Cite as: https://hdl.handle.net/21.11116/0000-0002-B068-2
Abstract
The exponential growth of sequence data provides abundant information for the discovery of new enzyme reactions. Correctly annotating the functions of highly diverse proteins can be difficult, however, hindering use of this information. Global analysis of large superfamilies of related proteins is a powerful strategy for understanding the evolution of reactions by identifying catalytic commonalities and differences in reaction and substrate specificity, even when only a few members have been biochemically or structurally characterized. A comparison of >2500 sequences sharing the six-bladed beta-propeller fold establishes sequence, structural, and functional links among the three subgroups of the functionally diverse N6P superfamily: the arylesterase-like and senescence marker protein-30/gluconolactonase/luciferin-regenerating enzyme-like (SGL) subgroups, representing enzymes that catalyze lactonase and related hydrolytic reactions, and the so-called strictosidine synthase-like (SSL) subgroup.
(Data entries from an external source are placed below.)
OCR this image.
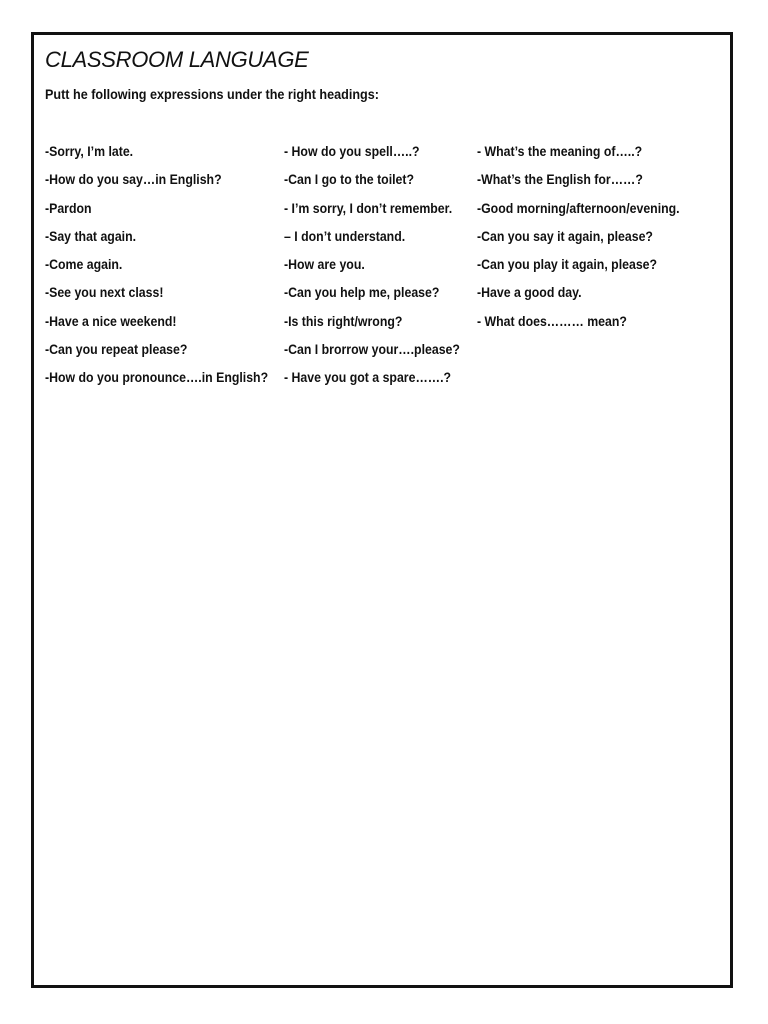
CLASSROOM LANGUAGE

Putt he following expressions under the right headings:

-Sorry, I’m late.
-How do you say…in English?
-Pardon
-Say that again.
-Come again.
-See you next class!
-Have a nice weekend!
-Can you repeat please?
-How do you pronounce….in English?
- How do you spell…..?
-Can I go to the toilet?
- I’m sorry, I don’t remember.
– I don’t understand.
-How are you.
-Can you help me, please?
-Is this right/wrong?
-Can I brorrow your….please?
- Have you got a spare…….?
- What’s the meaning of…..?
-What’s the English for……?
-Good morning/afternoon/evening.
-Can you say it again, please?
-Can you play it again, please?
-Have a good day.
- What does……… mean?
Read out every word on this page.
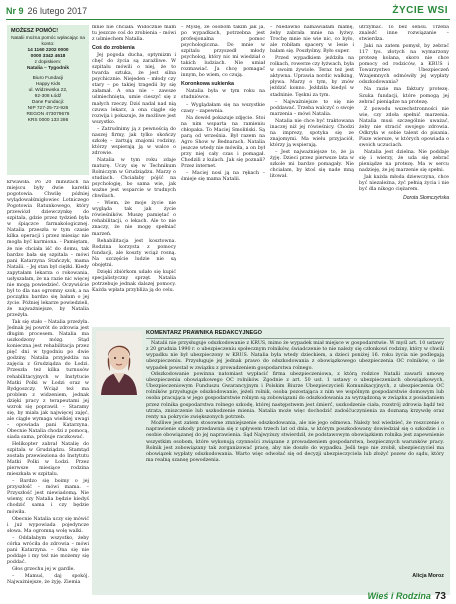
Nr 9 26 lutego 2017	ŻYCIE WSI
MOŻESZ POMÓC!
Natalii można pomóc wpłacając na konto:
14 1160 2202 0000
0000 3342 4618
z dopiskiem:
Natalia – Tygodnik
Biuro Fundacji
Happy Kids
ul. Widzewska 22,
92-308 Łódź
Dane Fundacji:
NIP 727-25-72-926
REGON 473079676
KRS 0000 133 286

krwawiła. Po 20 minutach na miejscu były dwie karetki pogotowia. Chwilę później wylądowałśmigłowiec Lotniczego Pogotowia Ratunkowego, który przewiózł dziewczynkę do szpitala, gdzie przez tydzień była w śpiączce farmakologicznej. Natalia przeszła w tym czasie kilka operacji i przez miesiąc nie mogła być karmiona. – Pamiętam, że nie chciała iść do domu, tak bardzo bała się szpitala – mówi pani Katarzyna Stańczyk, mama Natalii. – Jej stan był ciężki. Kiedy zapytałam lekarza o rokowania, usłyszałam, że na razie nic więcej nie mogą powiedzieć. Oczywiście był to dla nas ogromny szok, a na początku bardzo się bałam o jej życie. Później lekarze powiedzieli, że najważniejsze, by Natalia przeżyła.

Tak się stało – Natalia przeżyła. Jednak jej powrót do zdrowia jest długim procesem. Natalia ma uszkodzony mózg. Stąd konieczna jest rehabilitacja przez pięć dni w tygodniu po dwie godziny. Natalia przyjeżdża na zajęcia z Grudziądza do Łodzi. Przeszła też kilka turnusów rehabilitacyjnych w Instytucie Matki Polki w Łodzi oraz w Bydgoszczy. Wciąż też ma problem z widzeniem, jednak dzięki pracy z terapeutami jej wzrok się poprawił. – Staramy się, by miała jak najwięcej zajęć, ale ciągle wymaga wielkiej uwagi – opowiada pani Katarzyna. Obecnie Natalia chodzi z pomocą, siada sama, próbuje raczkować.

Helikopter zabrał Natalię do szpitala w Grudziądzu. Stamtąd została przewieziona do Instytutu Matki Polki w Łodzi. Przez pierwsze miesiące rodzina mieszkała w szpitalu.

– Bardzo się boimy o jej przyszłość – mówi mama. – Przyszłość jest niewiadomą. Nie wiemy, czy Natalia będzie kiedyś chodzić sama i czy będzie mówiła.

Obecnie Natalia uczy się mówić i już wypowiada pojedyncze słowa. Ma ogromną wolę walki.

– Oddałabym wszystko, żeby córka wróciła do zdrowia – mówi pani Katarzyna. – Ona się nie poddaje i my też nie możemy się poddać.

Głos grzechu jej w gardle.

– Mamuś, daj spokój. Najważniejsze, że żyję. Ziemia

mnie nie chciała. Widocznie mam tu jeszcze coś do zrobienia – mówi z uśmiechem Natalia.

Coś do zrobienia

Jej pogoda ducha, optymizm i chęć do życia są zaraźliwe. W szpitalu mówili o niej, że to twarda sztuka, że jest silna psychicznie. Niejeden – młody czy stary – po takiej tragedii by się załamał. A ona nie – zawsze uśmiechnięta, umie cieszyć się z małych rzeczy. Dziś nadal nad nią czuwa lekarz, a ona ciągle się rozwija i pokazuje, że możliwe jest wszystko.

– Zatrudnimy ją z pewnością do naszej firmy, jak tylko skończy szkołę – żartują znajomi rodziny, którzy wspierają ją w walce o zdrowie.

Natalia w tym roku zdaje maturę. Uczy się w Technikum Rolniczym w Grudziądzu. Marzy o studiach. Chciałaby pójść na psychologię, bo sama wie, jak ważne jest wsparcie w trudnych chwilach.

– Wiem, że moje życie nie wygląda tak jak życie rówieśników. Muszę pamiętać o rehabilitacji, o lekach. Ale to nie znaczy, że nie mogę spełniać marzeń.

Rehabilitacja jest kosztowna. Rodzina korzysta z pomocy fundacji, ale koszty wciąż rosną. Na szczęście ludzie nie są obojętni.

Dzięki zbiórkom udało się kupić specjalistyczny sprzęt. Natalia potrzebuje jednak dalszej pomocy. Każda wpłata przybliża ją do celu.

– Myślę, że osobom takim jak ja, po wypadkach, potrzebna jest profesjonalna pomoc psychologiczna. Do mnie w szpitalu przyszedł młody psycholog, który nic mi wiedział o takich ludziach. Nie umiał rozmawiać. Ja chcę pomagać innym, bo wiem, co czują.

Koronkowa sukienka

Natalia była w tym roku na studniówce.

– Wyglądałam się na wszystkie czasy – zapewnia.

Na dowód pokazuje zdjęcie. Stoi na nim wsparta na ramieniu chłopaka. To Maciej Smoliński. Są parą od września. Był razem na Agro Show w Bednarach. Natalia jeszcze wtedy nie mówiła, a on był przy niej cały czas i pomagał. Chodzili z kulach. Jak się poznali? Przez internet.

– Maciej nosi ją na rękach – śmieje się mama Natalii.

– Niedawno namawiałam mamę, żeby zabrała mnie na łyżwy. Trochę mnie nie wie nic, co było, ale robiłam spacery w lesie i bałam się. Poszłyśmy. Było super.

Przed wypadkiem jeździła na rolkach, rowerze czy łyżwach, była w swoim żywiole. Teraz też jest aktywna. Uprawia nordic walking, pływa. Marzy o tym, by znów jeździć konno. Jeździła kiedyś w stadninie. Tęskni za tym.

– Najważniejsze to się nie poddawać. Trzeba walczyć o swoje marzenia – mówi Natalia.

Natalia nie chce być traktowana inaczej niż jej rówieśnicy. Chodzi na imprezy, spotyka się ze znajomymi. Ma wielu przyjaciół, którzy ją wspierają.

– Jest najważniejsze to, że ja żyję. Dzieci przez pierwsze lata w szkole mi bardzo pomagały. Nie chciałam, by ktoś się nade mną litował.

utrzymać. To bez sensu. Trzeba znaleźć inne rozwiązanie – stwierdza.

Jaki na zatem pomysł, by zebrać 117 tys. złotych na wymarzony protezę kolana, skoro nie chce pomocy od rodziców, a KRUS i Towarzystwo Ubezpieczeń Wzajemnych odmówiły jej wypłaty odszkodowania?

Na razie ma faktury protezę. Szuka fundacji, które pomogą jej zebrać pieniądze na protezę.

Z powodu wszechstronności nie wie, czy zdoła spełnić marzenia. Natalia musi szczególnie uważać, żeby nie stracić swojego zdrowia. Odkryła w sobie talent do pisania. Pisze wiersze, w których opowiada o swoich uczuciach.

Natalia jest dzielna. Nie poddaje się i wierzy, że uda się zebrać pieniądze na protezę. Ma w sercu nadzieję, że jej marzenie się spełni.

Jak każda młoda dziewczyna, chce być niezależna, żyć pełnią życia i nie być dla nikogo ciężarem.

Dorota Słomczyńska
KOMENTARZ PRAWNIKA REDAKCYJNEGO

Natalii nie przysługuje odszkodowanie z KRUS, mimo że wypadek miał miejsce w gospodarstwie. W myśl art. 10 ustawy z 20 grudnia 1990 r. o ubezpieczeniu społecznym rolników, świadczenie to nie należy się członkowi rodziny, który w chwili wypadku nie był ubezpieczony w KRUS. Natalia była wtedy dzieckiem, a dzieci poniżej 16. roku życia nie podlegają ubezpieczeniu. Przysługuje jej jednak prawo do odszkodowania z obowiązkowego ubezpieczenia OC rolników, o ile wypadek powstał w związku z prowadzeniem gospodarstwa rolnego.

Odszkodowanie powinna natomiast wypłacić firma ubezpieczeniowa, z którą rodzice Natalii zawarli umowę ubezpieczenia obowiązkowego OC rolników. Zgodnie z art. 50 ust. 1 ustawy o ubezpieczeniach obowiązkowych, Ubezpieczeniowym Funduszu Gwarancyjnym i Polskim Biurze Ubezpieczycieli Komunikacyjnych, z ubezpieczenia OC rolników przysługuje odszkodowanie, jeżeli rolnik, osoba pozostająca z nim we wspólnym gospodarstwie domowym lub osoba pracująca w jego gospodarstwie rolnym są zobowiązani do odszkodowania za wyrządzoną w związku z posiadaniem przez rolnika gospodarstwa rolnego szkodę, której następstwem jest śmierć, uszkodzenie ciała, rozstrój zdrowia bądź też utrata, zniszczenie lub uszkodzenie mienia. Natalia może więc dochodzić zadośćuczynienia za doznaną krzywdę oraz renty na pokrycie zwiększonych potrzeb.

Możliwe jest zatem stosowne zmniejszenie odszkodowania, ale nie jego odmowa. Należy też wiedzieć, że roszczenie o naprawienie szkody przedawnia się z upływem trzech lat od dnia, w którym poszkodowany dowiedział się o szkodzie i o osobie obowiązanej do jej naprawienia. Sąd Najwyższy stwierdził, że podstawowym obowiązkiem rolnika jest zapewnienie wszystkim osobom, które wykonują czynności związane z prowadzeniem gospodarstwa, bezpiecznych warunków pracy. Rolnik jest zobowiązany tak zorganizować pracę, aby nie doszło do wypadku. Jeśli tego nie zrobił, ubezpieczyciel ma obowiązek wypłaty odszkodowania. Warto więc odwołać się od decyzji ubezpieczyciela lub złożyć pozew do sądu, który ma realną szansę powodzenia.

Alicja Moroz
Wieś i Rodzina 73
Metal-coordinating residues were identified as broadly conserved in the active sites of all three subgroups except for a few proteins from the SSL subgroup, which have been experimentally determined to catalyze the quite different strictosidine synthase (SS) reaction, a metal-independent condensation reaction. Despite these differences, comparison of conserved catalytic features of the arylesterase-like and SGL enzymes with the SSs identified similar structural and mechanistic attributes between the hydrolytic reactions catalyzed by the former and the condensation reaction catalyzed by SS. The results also suggest that despite their annotations, the great majority of these >500 SSL sequences do not catalyze the SS reaction; rather, they likely catalyze hydrolytic reactions typical of the other two subgroups instead. This prediction was confirmed experimentally for one of these proteins. Proteins 2011;79:3082-3098. (C0 2011 Wiley-Liss, Inc.